Definition
Periodical publications that report on aviation safety topics, including accident investigations, incident analyses, human factors research, regulatory updates, and best practices. Aviation instructors use them as an internal resource to keep their teaching current and grounded in real-world safety lessons.
Plain English
Magazines and journals that focus on flying safety. Instructors read them to stay up to date on what causes accidents, what prevents them, and what's changing in the industry.
Context Anchor
In the Aviation Instructor’s Handbook, this term appears as one of the internal resources an instructor can use to keep learning and stay professionally current.
Derivation
Journal comes from an old word meaning daily record or account.
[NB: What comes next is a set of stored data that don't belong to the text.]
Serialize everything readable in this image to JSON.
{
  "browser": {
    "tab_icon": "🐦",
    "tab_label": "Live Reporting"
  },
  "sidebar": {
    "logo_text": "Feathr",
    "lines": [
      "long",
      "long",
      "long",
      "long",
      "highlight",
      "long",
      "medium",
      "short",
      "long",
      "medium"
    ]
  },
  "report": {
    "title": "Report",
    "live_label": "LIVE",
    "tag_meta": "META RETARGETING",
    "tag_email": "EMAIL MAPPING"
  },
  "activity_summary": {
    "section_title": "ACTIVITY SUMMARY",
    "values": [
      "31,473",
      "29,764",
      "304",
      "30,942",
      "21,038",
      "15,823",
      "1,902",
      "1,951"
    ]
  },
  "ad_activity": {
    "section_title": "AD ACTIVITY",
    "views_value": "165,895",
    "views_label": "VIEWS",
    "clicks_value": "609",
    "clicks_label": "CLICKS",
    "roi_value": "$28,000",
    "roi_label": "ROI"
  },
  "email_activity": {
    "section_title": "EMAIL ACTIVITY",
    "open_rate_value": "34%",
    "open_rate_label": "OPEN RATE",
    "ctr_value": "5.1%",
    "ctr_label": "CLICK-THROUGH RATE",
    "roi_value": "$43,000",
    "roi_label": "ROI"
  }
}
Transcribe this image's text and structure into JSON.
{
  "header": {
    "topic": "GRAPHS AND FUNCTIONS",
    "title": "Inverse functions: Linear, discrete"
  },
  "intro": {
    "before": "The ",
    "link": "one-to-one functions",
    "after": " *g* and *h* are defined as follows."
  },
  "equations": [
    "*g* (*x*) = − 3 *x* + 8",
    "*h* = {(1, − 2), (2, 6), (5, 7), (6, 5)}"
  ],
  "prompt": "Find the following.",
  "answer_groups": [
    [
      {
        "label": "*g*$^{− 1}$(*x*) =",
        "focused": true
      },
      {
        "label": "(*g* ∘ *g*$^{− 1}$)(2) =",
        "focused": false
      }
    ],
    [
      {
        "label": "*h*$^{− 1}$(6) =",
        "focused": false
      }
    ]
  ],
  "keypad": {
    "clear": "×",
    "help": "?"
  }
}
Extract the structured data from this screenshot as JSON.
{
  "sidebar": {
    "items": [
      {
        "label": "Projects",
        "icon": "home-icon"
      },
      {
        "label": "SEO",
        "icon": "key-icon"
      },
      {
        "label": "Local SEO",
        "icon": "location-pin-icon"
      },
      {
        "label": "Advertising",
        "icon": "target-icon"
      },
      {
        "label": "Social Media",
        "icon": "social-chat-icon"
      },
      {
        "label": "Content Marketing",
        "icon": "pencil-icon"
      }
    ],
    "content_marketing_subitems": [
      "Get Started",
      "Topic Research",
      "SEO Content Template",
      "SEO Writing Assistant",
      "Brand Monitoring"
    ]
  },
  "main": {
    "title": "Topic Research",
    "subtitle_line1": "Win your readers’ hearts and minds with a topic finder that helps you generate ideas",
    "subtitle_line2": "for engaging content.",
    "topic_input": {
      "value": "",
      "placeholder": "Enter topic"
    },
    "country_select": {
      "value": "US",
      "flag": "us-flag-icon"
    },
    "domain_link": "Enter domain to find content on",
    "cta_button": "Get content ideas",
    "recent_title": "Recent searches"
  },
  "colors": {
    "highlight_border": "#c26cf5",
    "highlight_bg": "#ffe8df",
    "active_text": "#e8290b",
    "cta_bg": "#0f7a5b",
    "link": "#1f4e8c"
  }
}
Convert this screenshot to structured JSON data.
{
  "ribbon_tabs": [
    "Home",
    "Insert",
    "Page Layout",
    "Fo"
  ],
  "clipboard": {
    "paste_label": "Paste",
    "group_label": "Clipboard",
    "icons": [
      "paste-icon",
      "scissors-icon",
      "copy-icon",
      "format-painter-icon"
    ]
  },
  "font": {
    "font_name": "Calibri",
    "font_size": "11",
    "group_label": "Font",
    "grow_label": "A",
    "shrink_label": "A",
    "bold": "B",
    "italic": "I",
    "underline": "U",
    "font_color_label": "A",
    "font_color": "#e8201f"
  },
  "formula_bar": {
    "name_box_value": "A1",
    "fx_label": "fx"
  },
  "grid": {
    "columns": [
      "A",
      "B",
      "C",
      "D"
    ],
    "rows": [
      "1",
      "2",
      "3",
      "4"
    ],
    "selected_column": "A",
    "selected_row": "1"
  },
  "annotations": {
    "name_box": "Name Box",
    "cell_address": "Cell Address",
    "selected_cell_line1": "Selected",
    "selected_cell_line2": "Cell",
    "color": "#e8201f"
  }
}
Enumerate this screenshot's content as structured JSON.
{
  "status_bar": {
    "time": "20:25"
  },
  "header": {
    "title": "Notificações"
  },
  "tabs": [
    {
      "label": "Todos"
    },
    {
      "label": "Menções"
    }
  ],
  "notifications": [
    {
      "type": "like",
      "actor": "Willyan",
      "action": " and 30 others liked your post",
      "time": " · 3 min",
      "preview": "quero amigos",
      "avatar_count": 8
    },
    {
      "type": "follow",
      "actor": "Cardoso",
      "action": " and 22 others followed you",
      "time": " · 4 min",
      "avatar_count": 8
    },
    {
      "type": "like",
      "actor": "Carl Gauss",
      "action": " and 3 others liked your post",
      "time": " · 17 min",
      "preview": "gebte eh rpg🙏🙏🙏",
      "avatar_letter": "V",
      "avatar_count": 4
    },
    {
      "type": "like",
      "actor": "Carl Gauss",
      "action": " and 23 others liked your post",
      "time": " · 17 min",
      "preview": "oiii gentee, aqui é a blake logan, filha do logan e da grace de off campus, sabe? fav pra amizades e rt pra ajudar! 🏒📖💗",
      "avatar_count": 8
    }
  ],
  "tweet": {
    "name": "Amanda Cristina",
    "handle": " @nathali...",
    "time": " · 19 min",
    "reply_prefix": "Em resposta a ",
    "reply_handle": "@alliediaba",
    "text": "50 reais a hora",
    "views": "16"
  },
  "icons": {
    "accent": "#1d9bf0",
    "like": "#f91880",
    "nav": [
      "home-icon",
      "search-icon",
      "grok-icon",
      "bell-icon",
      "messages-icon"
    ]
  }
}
That helps here because a safety journal is a continuing record of safety information and lessons, not just a one-time book.
Why Pilots Care
An instructor who reads safety journals brings real, current lessons into the classroom and cockpit instead of relying only on textbook material. For students, this means training that reflects how accidents actually happen today, not decades ago.
Intuition Check
Do not read “journal” here as a private diary. In this context, safety journals are published aviation safety sources meant to inform and improve safe practice.
Example Sentence 1
The instructor subscribed to several safety journals so she could share recent accident case studies during ground school.
Example Sentence 2
Instructors often review their own safety journals before debriefing a student to identify patterns from past flights.